Dado às ordens cada um de nós saiu para cumprir sua missão, seria fácil cercar aquela favela, aliás, fazer cerco em favelas já estava me fazendo ter pensamentos ruins em relação ao meu trabalho. Há muitos anos eu faço a mesma coisa, subir favela, pegar aqueles malandros que vendem droga e matam por motivos banais, enfim, eu tento levar a população alguma segurança, se é que isso é possível falar em segurança na cidade maravilhosa.

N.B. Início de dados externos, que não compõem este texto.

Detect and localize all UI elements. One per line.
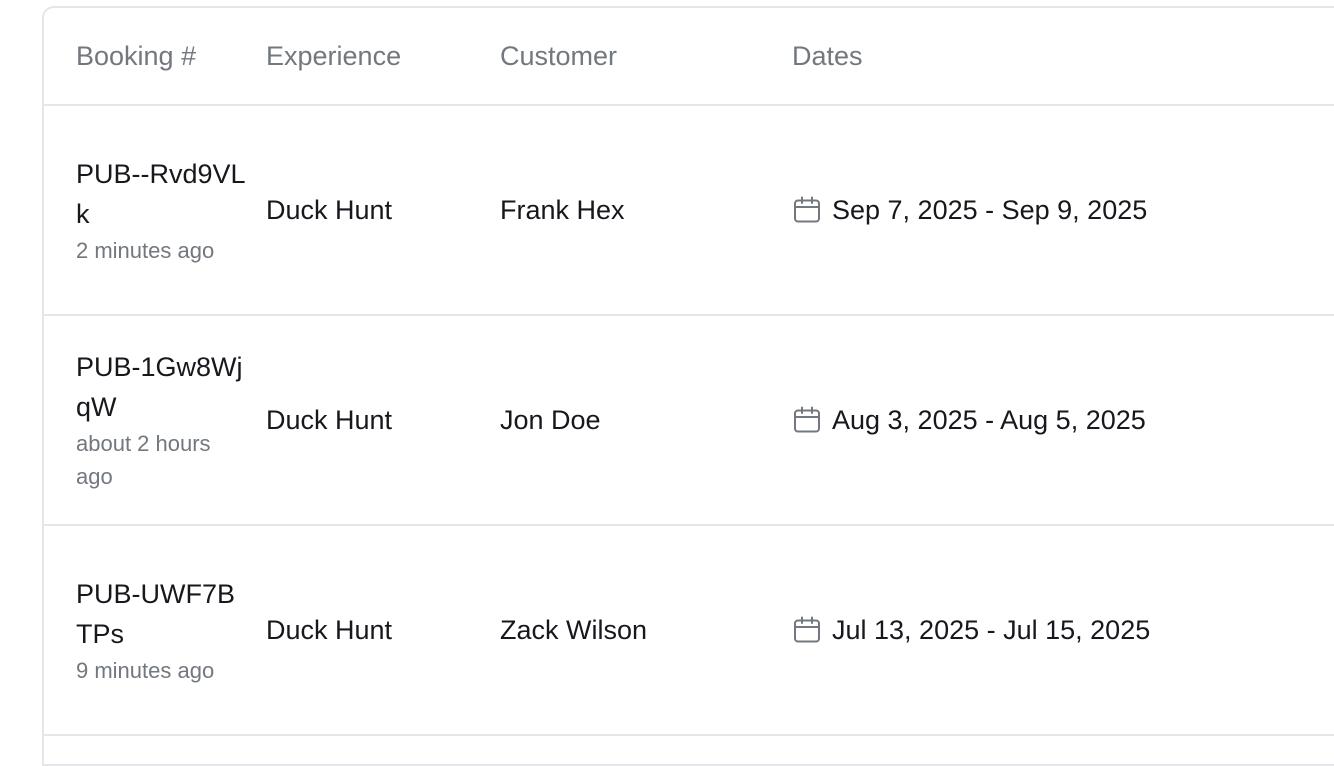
experience-cell: Duck Hunt [266,315,500,526]
calendar-icon [792,195,822,225]
calendar-icon [792,405,822,435]
dates-cell: Jul 13, 2025 - Jul 15, 2025 [792,525,1334,736]
column-header-dates[interactable]: Dates [792,8,1334,106]
date-range: Jul 13, 2025 - Jul 15, 2025 [832,614,1151,645]
bookings-table-card: Booking # Experience Customer Dates PUB-… [42,6,1334,766]
customer-cell: Frank Hex [500,105,792,316]
table-row[interactable]: PUB-UWF7BTPs 9 minutes ago Duck Hunt Zac… [44,525,1334,736]
calendar-icon [792,615,822,645]
customer-cell: Zack Wilson [500,525,792,736]
booking-cell: PUB-UWF7BTPs 9 minutes ago [44,525,266,736]
table-body: PUB--Rvd9VLk 2 minutes ago Duck Hunt Fra… [44,105,1334,736]
column-header-experience[interactable]: Experience [266,8,500,106]
table-row[interactable]: PUB--Rvd9VLk 2 minutes ago Duck Hunt Fra… [44,105,1334,316]
experience-cell: Duck Hunt [266,525,500,736]
booking-id[interactable]: PUB-UWF7BTPs [76,574,246,654]
booking-created-time: 9 minutes ago [76,657,215,683]
bookings-table: Booking # Experience Customer Dates PUB-… [44,8,1334,736]
booking-created-time: about 2 hours ago [76,431,211,489]
booking-cell: PUB--Rvd9VLk 2 minutes ago [44,105,266,316]
customer-cell: Jon Doe [500,315,792,526]
booking-created-time: 2 minutes ago [76,237,215,263]
table-row[interactable]: PUB-1Gw8WjqW about 2 hours ago Duck Hunt… [44,315,1334,526]
experience-cell: Duck Hunt [266,105,500,316]
booking-id[interactable]: PUB-1Gw8WjqW [76,347,246,427]
booking-id[interactable]: PUB--Rvd9VLk [76,154,246,234]
header-row: Booking # Experience Customer Dates [44,8,1334,106]
column-header-booking[interactable]: Booking # [44,8,266,106]
date-range: Sep 7, 2025 - Sep 9, 2025 [832,194,1148,225]
dates-cell: Aug 3, 2025 - Aug 5, 2025 [792,315,1334,526]
date-range: Aug 3, 2025 - Aug 5, 2025 [832,404,1146,435]
column-header-customer[interactable]: Customer [500,8,792,106]
booking-cell: PUB-1Gw8WjqW about 2 hours ago [44,315,266,526]
table-header: Booking # Experience Customer Dates [44,8,1334,106]
dates-cell: Sep 7, 2025 - Sep 9, 2025 [792,105,1334,316]
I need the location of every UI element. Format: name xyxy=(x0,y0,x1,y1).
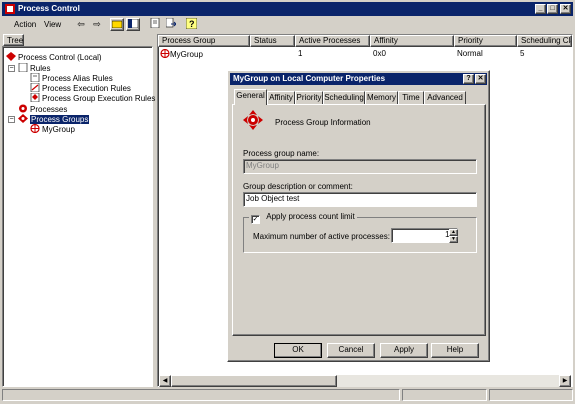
column-header-affinity[interactable]: Affinity xyxy=(370,35,454,47)
max-active-label: Maximum number of active processes: xyxy=(253,232,390,241)
cell-active: 1 xyxy=(298,49,303,58)
apply-button[interactable]: Apply xyxy=(380,343,428,358)
tab-advanced[interactable]: Advanced xyxy=(424,91,466,104)
column-header-process-group[interactable]: Process Group xyxy=(158,35,250,47)
tab-scheduling[interactable]: Scheduling xyxy=(323,91,365,104)
scroll-thumb[interactable] xyxy=(171,375,337,387)
help-button[interactable]: Help xyxy=(431,343,479,358)
tree-item-alias-rules[interactable]: Process Alias Rules xyxy=(30,73,113,83)
properties-dialog[interactable]: MyGroup on Local Computer Properties ? ✕… xyxy=(227,70,490,362)
up-folder-icon[interactable] xyxy=(110,18,124,31)
column-header-active-processes[interactable]: Active Processes xyxy=(295,35,370,47)
apply-limit-row[interactable]: ✓ Apply process count limit xyxy=(249,212,357,224)
expand-rules-toggle[interactable]: − xyxy=(8,65,15,72)
list-row-mygroup[interactable]: MyGroup xyxy=(160,48,203,60)
spin-down-arrow-icon[interactable]: ▼ xyxy=(449,236,458,243)
menu-toolbar: Action View ⇦ ⇨ ? xyxy=(2,17,573,33)
status-pane-main xyxy=(2,389,400,401)
status-bar xyxy=(2,388,573,402)
spin-up-arrow-icon[interactable]: ▲ xyxy=(449,229,458,236)
cell-sched: 5 xyxy=(520,49,525,58)
window-title-bar[interactable]: Process Control _ □ ✕ xyxy=(2,2,573,16)
description-label: Group description or comment: xyxy=(243,182,353,191)
show-tree-icon[interactable] xyxy=(126,18,140,31)
dialog-close-button[interactable]: ✕ xyxy=(475,74,486,84)
cancel-button[interactable]: Cancel xyxy=(327,343,375,358)
process-control-icon xyxy=(6,52,16,61)
svg-text:?: ? xyxy=(189,19,195,29)
tree-item-exec-rules[interactable]: Process Execution Rules xyxy=(30,83,131,93)
close-button[interactable]: ✕ xyxy=(560,4,571,14)
tree-item-group-exec-rules[interactable]: Process Group Execution Rules xyxy=(30,93,155,103)
tab-affinity[interactable]: Affinity xyxy=(267,91,295,104)
general-tab-panel: Process Group Information Process group … xyxy=(232,104,486,336)
processes-icon xyxy=(19,104,27,113)
export-list-icon[interactable] xyxy=(164,17,178,31)
status-pane-2 xyxy=(402,389,487,401)
alias-rules-icon xyxy=(30,73,40,82)
cell-group: MyGroup xyxy=(170,50,203,59)
tab-priority[interactable]: Priority xyxy=(295,91,323,104)
tree-item-mygroup[interactable]: MyGroup xyxy=(30,124,75,134)
maximize-button[interactable]: □ xyxy=(547,4,558,14)
dialog-title: MyGroup on Local Computer Properties xyxy=(233,74,386,83)
group-name-label: Process group name: xyxy=(243,149,320,158)
tree-item-processes[interactable]: Processes xyxy=(18,104,67,114)
process-control-icon xyxy=(5,4,15,14)
menu-view[interactable]: View xyxy=(44,20,61,29)
process-group-icon xyxy=(160,48,170,59)
properties-icon[interactable] xyxy=(148,17,162,31)
section-heading: Process Group Information xyxy=(275,118,371,127)
scroll-right-arrow-icon[interactable]: ▶ xyxy=(559,375,571,387)
group-exec-rules-icon xyxy=(30,93,40,102)
group-name-field: MyGroup xyxy=(243,159,477,174)
dialog-help-button[interactable]: ? xyxy=(463,74,474,84)
horizontal-scrollbar[interactable]: ◀ ▶ xyxy=(159,375,571,387)
tree-item-process-groups[interactable]: Process Groups xyxy=(18,114,90,124)
expand-process-groups-toggle[interactable]: − xyxy=(8,116,15,123)
tab-general[interactable]: General xyxy=(234,89,267,105)
rules-icon xyxy=(18,63,28,72)
tab-time[interactable]: Time xyxy=(398,91,424,104)
status-pane-3 xyxy=(489,389,573,401)
dialog-title-bar[interactable]: MyGroup on Local Computer Properties ? ✕ xyxy=(230,73,487,85)
apply-limit-checkbox[interactable]: ✓ xyxy=(251,215,260,224)
max-active-input[interactable]: 10 xyxy=(391,228,458,243)
window-title: Process Control xyxy=(18,4,80,13)
apply-limit-label: Apply process count limit xyxy=(266,212,355,221)
minimize-button[interactable]: _ xyxy=(535,4,546,14)
process-group-icon xyxy=(30,124,40,133)
tab-memory[interactable]: Memory xyxy=(365,91,398,104)
forward-icon[interactable]: ⇨ xyxy=(90,18,104,31)
column-header-scheduling-class[interactable]: Scheduling Class xyxy=(517,35,572,47)
back-icon[interactable]: ⇦ xyxy=(74,18,88,31)
process-group-large-icon xyxy=(243,110,263,130)
tree-pane[interactable]: Process Control (Local) − Rules Process … xyxy=(2,46,155,387)
column-header-status[interactable]: Status xyxy=(250,35,295,47)
scroll-left-arrow-icon[interactable]: ◀ xyxy=(159,375,171,387)
ok-button[interactable]: OK xyxy=(274,343,322,358)
cell-affinity: 0x0 xyxy=(373,49,386,58)
column-header-priority[interactable]: Priority xyxy=(454,35,517,47)
tree-item-root[interactable]: Process Control (Local) xyxy=(6,52,102,62)
process-groups-icon xyxy=(18,114,28,123)
description-input[interactable]: Job Object test xyxy=(243,192,477,207)
help-icon[interactable]: ? xyxy=(184,17,198,31)
exec-rules-icon xyxy=(30,83,40,92)
tree-item-rules[interactable]: Rules xyxy=(18,63,50,73)
menu-action[interactable]: Action xyxy=(14,20,36,29)
tree-tab[interactable]: Tree xyxy=(3,34,24,46)
cell-priority: Normal xyxy=(457,49,483,58)
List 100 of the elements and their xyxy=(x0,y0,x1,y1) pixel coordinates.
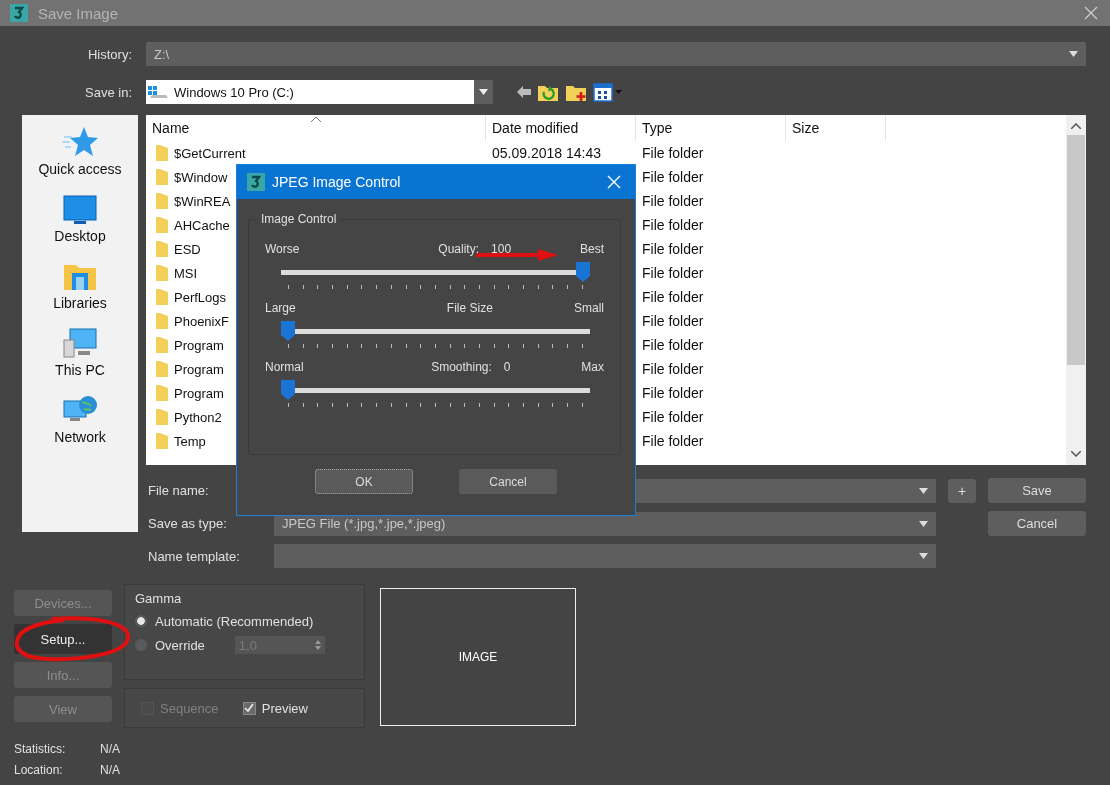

Tenho dois filhos, uma garota linda de sete anos e um menino de doze, não estou a fim de morrer, mas as balas passam cada vez mais perto da minha cabeça, um tiro agora acaba de acertar o retrovisor de minha viatura, e ela é a única barreira entre as armas dos traficantes e o meu pessoal. O CB Cabral está aqui, ele é um grande amigo de minha família, deixei uma carta com ele para ser entregue logo depois da minha morte, pois o medo de deixar uma família me assola o peito. Já fui a vários funerais de amigos da polícia, e a maioria da população nunca pensa que eles também têm famílias, têm filhos e amam a vida. Não quero morrer aqui no meio desse tiroteio, quero ver hoje ainda meus filhos e minha mulher, quero abraçar meu cachorro, e ver o pôr do sol, mas para isso tenho que cumprir mais uma missão, que pode custar à vida minha vida e a também a vida dos meus colegas.
Daqui de trás dessa viatura vejo uma criança de uns oito anos no meio do tiroteio, pelo rádio ouvimos os traficantes a mandarem entrar no meio do fogo cruzado para servir de escudo. Merda, são covardes, usam crianças inocentes. Uma mãe apavorada corre em direção ao seu filho, mas não consegue alcançá-lo, pois é morta, a tensão dobra de tamanho. Que homens são esses que matam apenas para colocar a culpa em outras pessoas? Acabamos de receber por rádio uma mensagem do traficante do morro, dizendo que se nós não sairmos vai ter mais morte.
Quero voltar para casa e ver minha família, quero deitar na rede da varanda, quero amar profundamente, quero tocar meu no violão um clássico da MPB, quero que essa guerra acabe.